Once someone has passed the Patent Bar and become a patent agent, they are qualified to participate in all of these steps. Patent attorneys can do all of these things as well as additional work: writing contracts, or performing due diligence for a company, to name only two. In practice, however, a good patent agent or patent scientist often does these types of work, too – the work is just reviewed and signed off on by an attorney before it goes to the client.

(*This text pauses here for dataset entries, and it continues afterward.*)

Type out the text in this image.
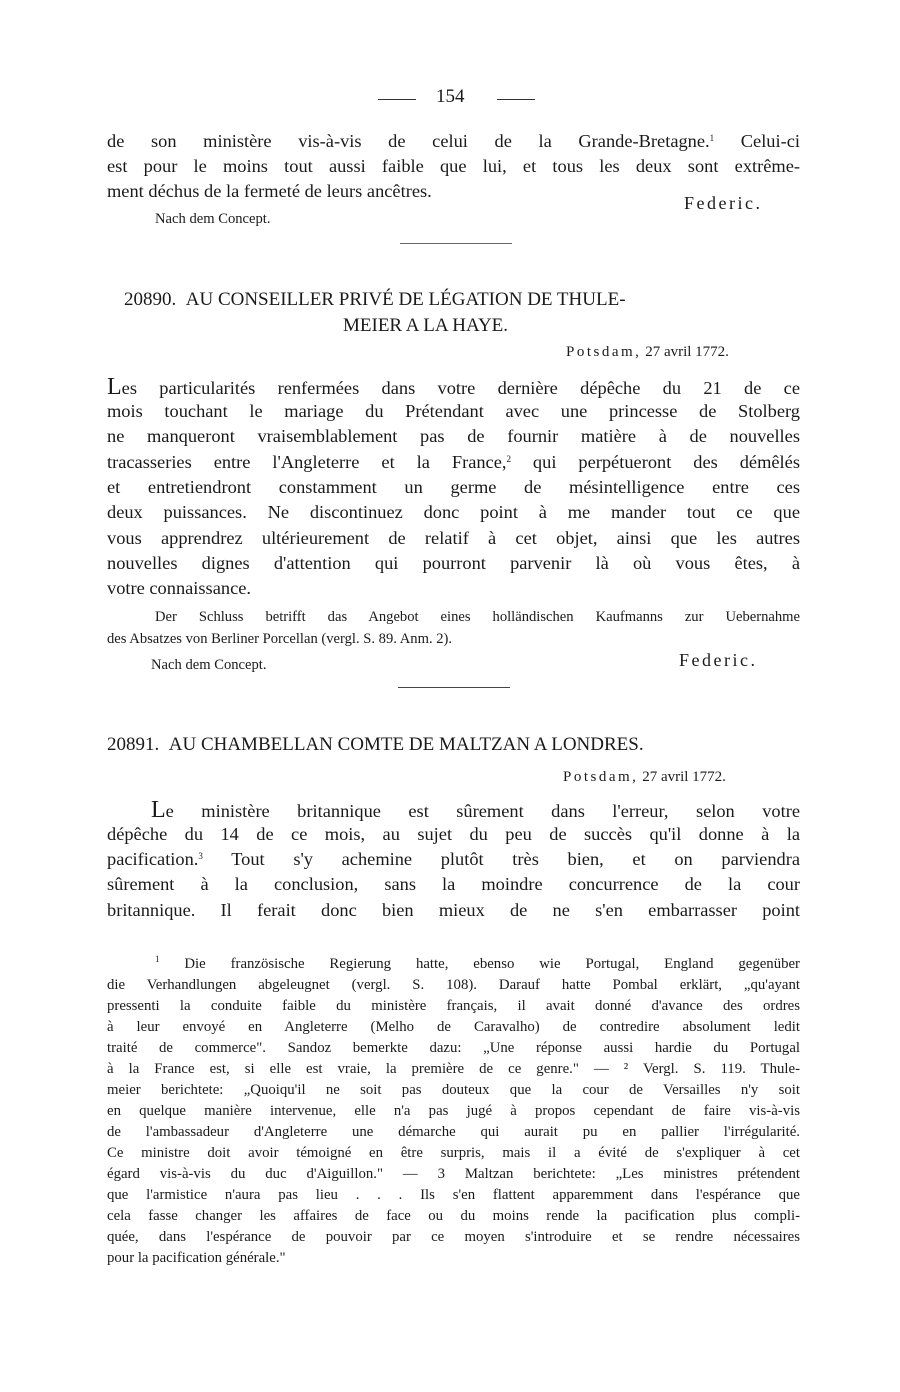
154
de son ministère vis-à-vis de celui de la Grande-Bretagne.$^1$ Celui-ci
est pour le moins tout aussi faible que lui, et tous les deux sont extrême-
ment déchus de la fermeté de leurs ancêtres.
Federic.
Nach dem Concept.
20890. AU CONSEILLER PRIVÉ DE LÉGATION DE THULE-
MEIER A LA HAYE.
Potsdam, 27 avril 1772.
Les particularités renfermées dans votre dernière dépêche du 21 de ce
mois touchant le mariage du Prétendant avec une princesse de Stolberg
ne manqueront vraisemblablement pas de fournir matière à de nouvelles
tracasseries entre l'Angleterre et la France,$^2$ qui perpétueront des démêlés
et entretiendront constamment un germe de mésintelligence entre ces
deux puissances. Ne discontinuez donc point à me mander tout ce que
vous apprendrez ultérieurement de relatif à cet objet, ainsi que les autres
nouvelles dignes d'attention qui pourront parvenir là où vous êtes, à
votre connaissance.
Der Schluss betrifft das Angebot eines holländischen Kaufmanns zur Uebernahme
des Absatzes von Berliner Porcellan (vergl. S. 89. Anm. 2).
Nach dem Concept.	Federic.
20891. AU CHAMBELLAN COMTE DE MALTZAN A LONDRES.
Potsdam, 27 avril 1772.
Le ministère britannique est sûrement dans l'erreur, selon votre
dépêche du 14 de ce mois, au sujet du peu de succès qu'il donne à la
pacification.$^3$ Tout s'y achemine plutôt très bien, et on parviendra
sûrement à la conclusion, sans la moindre concurrence de la cour
britannique. Il ferait donc bien mieux de ne s'en embarrasser point
$^1$ Die französische Regierung hatte, ebenso wie Portugal, England gegenüber
die Verhandlungen abgeleugnet (vergl. S. 108). Darauf hatte Pombal erklärt, „qu'ayant
pressenti la conduite faible du ministère français, il avait donné d'avance des ordres
à leur envoyé en Angleterre (Melho de Caravalho) de contredire absolument ledit
traité de commerce". Sandoz bemerkte dazu: „Une réponse aussi hardie du Portugal
à la France est, si elle est vraie, la première de ce genre." — ² Vergl. S. 119. Thule-
meier berichtete: „Quoiqu'il ne soit pas douteux que la cour de Versailles n'y soit
en quelque manière intervenue, elle n'a pas jugé à propos cependant de faire vis-à-vis
de l'ambassadeur d'Angleterre une démarche qui aurait pu en pallier l'irrégularité.
Ce ministre doit avoir témoigné en être surpris, mais il a évité de s'expliquer à cet
égard vis-à-vis du duc d'Aiguillon." — 3 Maltzan berichtete: „Les ministres prétendent
que l'armistice n'aura pas lieu . . . Ils s'en flattent apparemment dans l'espérance que
cela fasse changer les affaires de face ou du moins rende la pacification plus compli-
quée, dans l'espérance de pouvoir par ce moyen s'introduire et se rendre nécessaires
pour la pacification générale."
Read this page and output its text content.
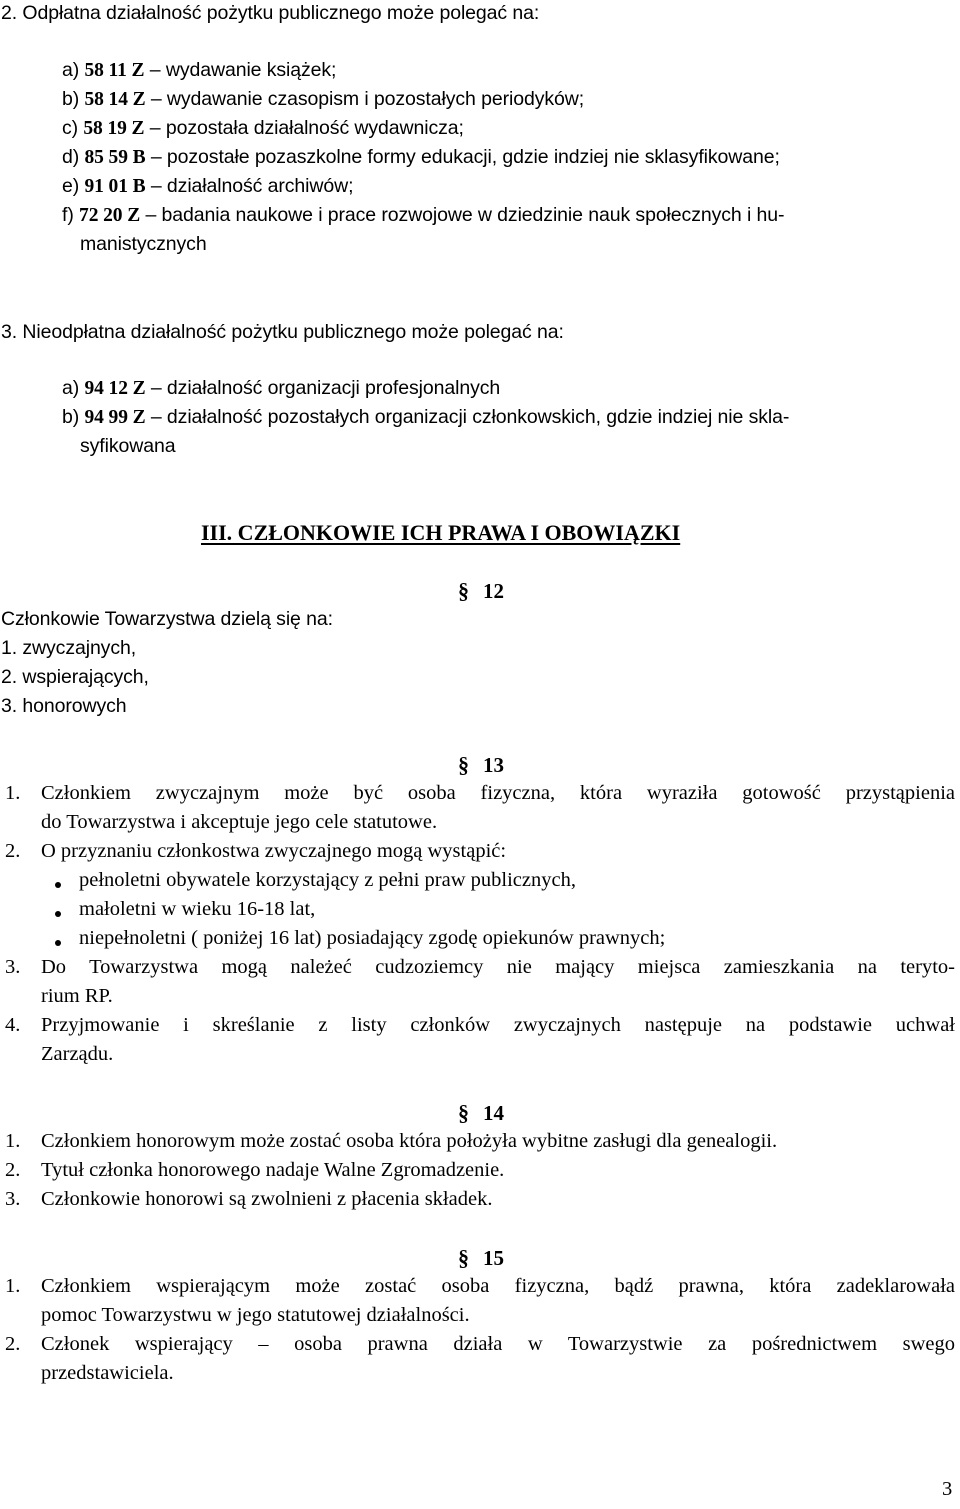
2. Odpłatna działalność pożytku publicznego może polegać na:
a) 58 11 Z – wydawanie książek;
b) 58 14 Z – wydawanie czasopism i pozostałych periodyków;
c) 58 19 Z – pozostała działalność wydawnicza;
d) 85 59 B – pozostałe pozaszkolne formy edukacji, gdzie indziej nie sklasyfikowane;
e) 91 01 B – działalność archiwów;
f) 72 20 Z – badania naukowe i prace rozwojowe w dziedzinie nauk społecznych i hu-
manistycznych
3. Nieodpłatna działalność pożytku publicznego może polegać na:
a) 94 12 Z – działalność organizacji profesjonalnych
b) 94 99 Z – działalność pozostałych organizacji członkowskich, gdzie indziej nie skla-
syfikowana
III. CZŁONKOWIE ICH PRAWA I OBOWIĄZKI
§ 12
Członkowie Towarzystwa dzielą się na:
1. zwyczajnych,
2. wspierających,
3. honorowych
§ 13
1. Członkiem zwyczajnym może być osoba fizyczna, która wyraziła gotowość przystąpienia
do Towarzystwa i akceptuje jego cele statutowe.
2. O przyznaniu członkostwa zwyczajnego mogą wystąpić:
pełnoletni obywatele korzystający z pełni praw publicznych,
małoletni w wieku 16-18 lat,
niepełnoletni ( poniżej 16 lat) posiadający zgodę opiekunów prawnych;
3. Do Towarzystwa mogą należeć cudzoziemcy nie mający miejsca zamieszkania na teryto-
rium RP.
4. Przyjmowanie i skreślanie z listy członków zwyczajnych następuje na podstawie uchwał
Zarządu.
§ 14
1. Członkiem honorowym może zostać osoba która położyła wybitne zasługi dla genealogii.
2. Tytuł członka honorowego nadaje Walne Zgromadzenie.
3. Członkowie honorowi są zwolnieni z płacenia składek.
§ 15
1. Członkiem wspierającym może zostać osoba fizyczna, bądź prawna, która zadeklarowała
pomoc Towarzystwu w jego statutowej działalności.
2. Członek wspierający – osoba prawna działa w Towarzystwie za pośrednictwem swego
przedstawiciela.
3
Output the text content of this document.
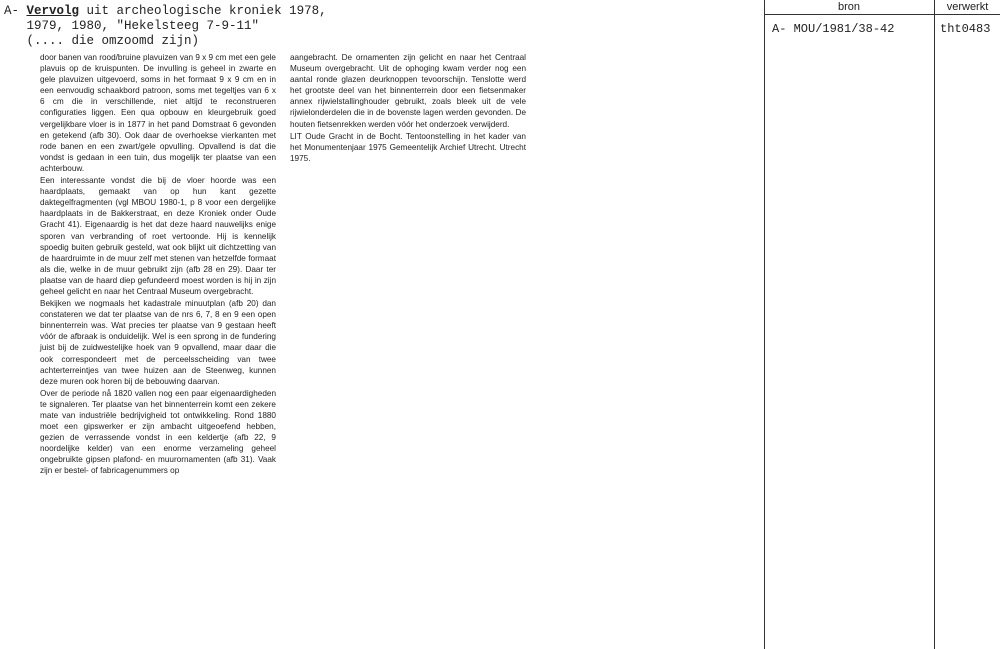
A- Vervolg uit archeologische kroniek 1978,
1979, 1980, "Hekelsteeg 7-9-11"
(.... die omzoomd zijn)

door banen van rood/bruine plavuizen van 9 x 9 cm met een gele plavuis op de kruispunten. De invulling is geheel in zwarte en gele plavuizen uitgevoerd, soms in het formaat 9 x 9 cm en in een eenvoudig schaakbord patroon, soms met tegeltjes van 6 x 6 cm die in verschillende, niet altijd te reconstrueren configuraties liggen. Een qua opbouw en kleurgebruik goed vergelijkbare vloer is in 1877 in het pand Domstraat 6 gevonden en getekend (afb 30). Ook daar de overhoekse vierkanten met rode banen en een zwart/gele opvulling. Opvallend is dat die vondst is gedaan in een tuin, dus mogelijk ter plaatse van een achterbouw.

Een interessante vondst die bij de vloer hoorde was een haardplaats, gemaakt van op hun kant gezette daktegelfragmenten (vgl MBOU 1980-1, p 8 voor een dergelijke haardplaats in de Bakkerstraat, en deze Kroniek onder Oude Gracht 41). Eigenaardig is het dat deze haard nauwelijks enige sporen van verbranding of roet vertoonde. Hij is kennelijk spoedig buiten gebruik gesteld, wat ook blijkt uit dichtzetting van de haardruimte in de muur zelf met stenen van hetzelfde formaat als die, welke in de muur gebruikt zijn (afb 28 en 29). Daar ter plaatse van de haard diep gefundeerd moest worden is hij in zijn geheel gelicht en naar het Centraal Museum overgebracht.

Bekijken we nogmaals het kadastrale minuutplan (afb 20) dan constateren we dat ter plaatse van de nrs 6, 7, 8 en 9 een open binnenterrein was. Wat precies ter plaatse van 9 gestaan heeft vóór de afbraak is onduidelijk. Wel is een sprong in de fundering juist bij de zuidwestelijke hoek van 9 opvallend, maar daar die ook correspondeert met de perceelsscheiding van twee achterterreintjes van twee huizen aan de Steenweg, kunnen deze muren ook horen bij de bebouwing daarvan.

Over de periode nå 1820 vallen nog een paar eigenaardigheden te signaleren. Ter plaatse van het binnenterrein komt een zekere mate van industriële bedrijvigheid tot ontwikkeling. Rond 1880 moet een gipswerker er zijn ambacht uitgeoefend hebben, gezien de verrassende vondst in een keldertje (afb 22, 9 noordelijke kelder) van een enorme verzameling geheel ongebruikte gipsen plafond- en muurornamenten (afb 31). Vaak zijn er bestel- of fabricagenummers op

aangebracht. De ornamenten zijn gelicht en naar het Centraal Museum overgebracht. Uit de ophoging kwam verder nog een aantal ronde glazen deurknoppen tevoorschijn. Tenslotte werd het grootste deel van het binnenterrein door een fietsenmaker annex rijwielstallinghouder gebruikt, zoals bleek uit de vele rijwielonderdelen die in de bovenste lagen werden gevonden. De houten fietsenrekken werden vóór het onderzoek verwijderd.

LIT Oude Gracht in de Bocht. Tentoonstelling in het kader van het Monumentenjaar 1975 Gemeentelijk Archief Utrecht. Utrecht 1975.

bron	verwerkt
A- MOU/1981/38-42	tht0483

Patent agents work both in law firms and in R&D-based companies. Patent agents at firms do very similar types of work at any firm – they help clients get patents. Patent agents who work in companies may help the company get patents; or they may alternatively oversee the company’s patent portfolio by “harvesting” inventions from the company’s researchers and then managing an outside law firm as the firm does the actual work of getting the patents.
If a person is considering a job as a patent agent, the competition is getting more and more intense. On the bright side, however, good, qualified patent agents are always in demand. So, what can one do to increase their chances of getting hired? Have a killer resume, cover letter and elevator pitch, of course; show some engagement with the patent system, if possible. There are also a series of post-PhD programs coming online to help with the transition – the MS in Patent Law and related offerings at Notre Dame, and a MLS of Patent Practice at Arizona State, among others. In general, these are programs of short duration and high intensity, which prepare their students by teaching the skills that a Patent Agent will use on a daily basis. Notre Dame’s program has seen high demand for our graduates.
Law firms especially have, in my experience, been very enthusiastic about hiring trained, competent Patent Agents. The salary for a Patent Agent is generally lower than for a patent attorney (but still completely liveable, and generally a multiple of what a post-doc position would pay); and they specialize in a niche field of law which is growing in importance.